Saturday, August 25, 2007

Without me, without you

I'm fairly familiar with the giants of science fiction cinema and literature: Stanley Kubrick, Ridley Scott, Terry Gilliam, John W. Campbell, Isaac Asimov, Philip K. Dick, etc. I love reading a good sci-fi book, and I fondly recall reading massive short story compilations that were invariably edited by Asimov and/or Martin H. Greenberg back in the early 90s. But my mind is better wired for visual stimulation, which partly explains why the covers on some of those compilations were more fascinating to me than the stories themselves. This also explains why the last scene from Back to the Future so affected me when I first saw it in the late 80s that all I did for weeks afterward was draw DeLoreans, even during school.

My favorite thing about how "the future" is portrayed in paintings and movies is not how strange or unfamiliar everything looks, but precisely the fact that there are recognizable elements to even the most futuristic scene. For example, I once had a history book written for teens that described what archaeologists have to do in order to appropriately study a long gone civilization. I cannot, for the life of me, recall anything substantial about the book except for a series of paintings in the final chapter that showed how a riverside community in the year 1500 might progress from tents to log cabins to trading outposts to factories to skyscrapers and onward, all in the span of 600 years. The most memorable illustration was the one that depicted the same community in the year 2100, now a gleaming city with neon lights, flying cars, tubular buildings and glass domes. And yet, it was still positioned by the river, and the geography of the place, though much altered from 600 years before, was recognizable. But the book went on to suggest that 500 years after that, if people had abandoned the city, it would just be another archaeological site, overgrown with trees and inhabited by wildlife.

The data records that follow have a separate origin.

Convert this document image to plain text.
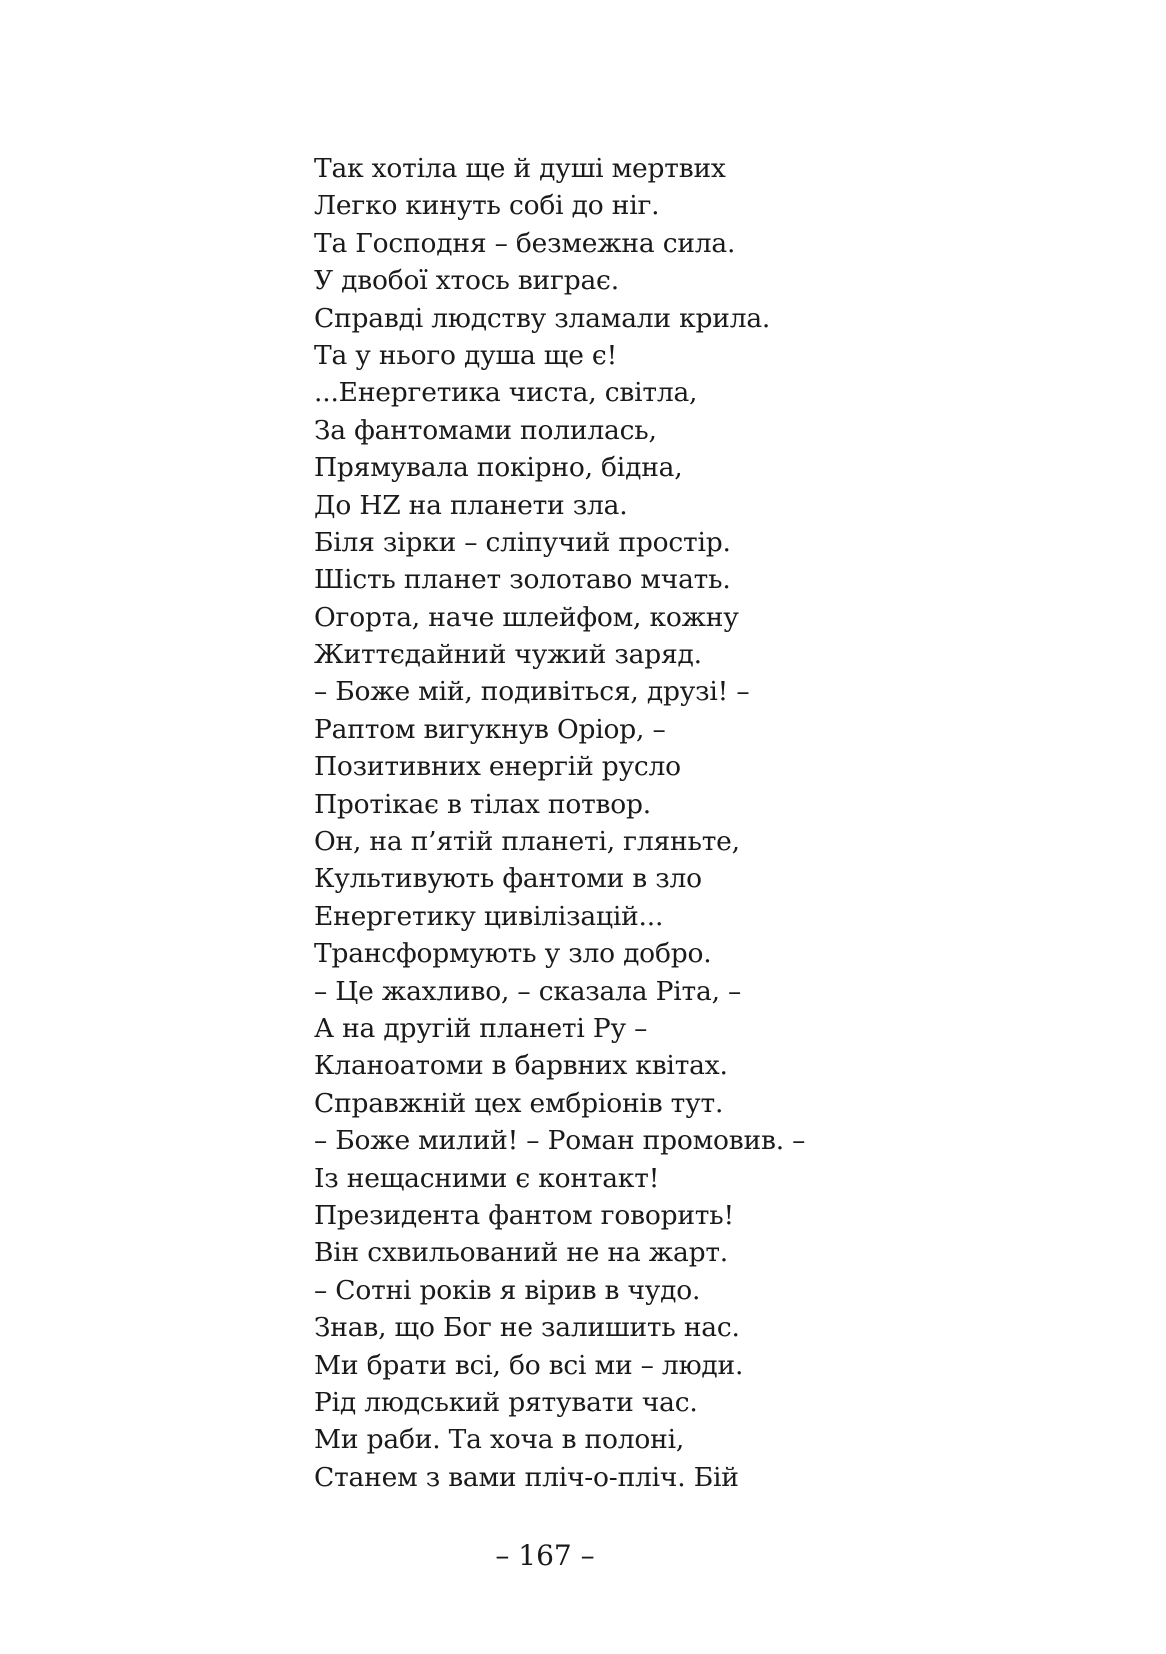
Так хотіла ще й душі мертвих
Легко кинуть собі до ніг.
Та Господня – безмежна сила.
У двобої хтось виграє.
Справді людству зламали крила.
Та у нього душа ще є!
...Енергетика чиста, світла,
За фантомами полилась,
Прямувала покірно, бідна,
До HZ на планети зла.
Біля зірки – сліпучий простір.
Шість планет золотаво мчать.
Огорта, наче шлейфом, кожну
Життєдайний чужий заряд.
– Боже мій, подивіться, друзі! –
Раптом вигукнув Оріор, –
Позитивних енергій русло
Протікає в тілах потвор.
Он, на п’ятій планеті, гляньте,
Культивують фантоми в зло
Енергетику цивілізацій...
Трансформують у зло добро.
– Це жахливо, – сказала Ріта, –
А на другій планеті Ру –
Кланоатоми в барвних квітах.
Справжній цех ембріонів тут.
– Боже милий! – Роман промовив. –
Із нещасними є контакт!
Президента фантом говорить!
Він схвильований не на жарт.
– Сотні років я вірив в чудо.
Знав, що Бог не залишить нас.
Ми брати всі, бо всі ми – люди.
Рід людський рятувати час.
Ми раби. Та хоча в полоні,
Станем з вами пліч-о-пліч. Бій
– 167 –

Have you ever wondered what a megalopolis like New York would look like if humans just disappeared? Personally, my thoughts have never been that morbid, but it's fascinating all the same to see a visual interpretation -- an artist's rendering, if you will -- of the notion. Check out this slideshow of images, based on ideas in The World Without Us, a new book that asks what our environment would look like without the impact of humans. And try not to think depressing thoughts.

2 comments:

Anonymous said...

I think the presence of recognisable elements has a great deal to do with the viewer ultimately feeling the poignancy of the futuristic scene (ie think depressing thoughts)...because then the viewer is able to see: Ah, this happens after me, after I am no longer here.

Which might be why something like Star Wars' "A long, long time ago...." doesn't affect us the same way; the movie doesn't contain any recognisable visual remnant of a shared past, what with galaxy far far away and all.

But then you have something like the time lapse scene at the end of Gangs of New York, which is moving and powerful even though the time lapse takes us only up to present day. Maybe it's because we see it from the scarcely changed graveyard, and we've identified so much with Amsterdam and Butcher Bill that we think the depressing thoughts on their behalf.

Or maybe, as Josh has pointed out to me - it's because of that U2 song.

Have you every noticed how the future is either very clean (signifying progress and enlightenment) or very dirty (signifying degeneration). It's as if at some level we need and expect the future to change to; that we need the passage of time to mean something.

Darren Philip said...

Michelle, I can think of a couple of recent sci-fi motion pictures in which the future is neither very clean nor very dirty: Minority Report and Equilibrium. But I agree with your point about enforcing meaning on the passage of time. And it makes me think of the book of Ecclesiastes -- now that's depressing.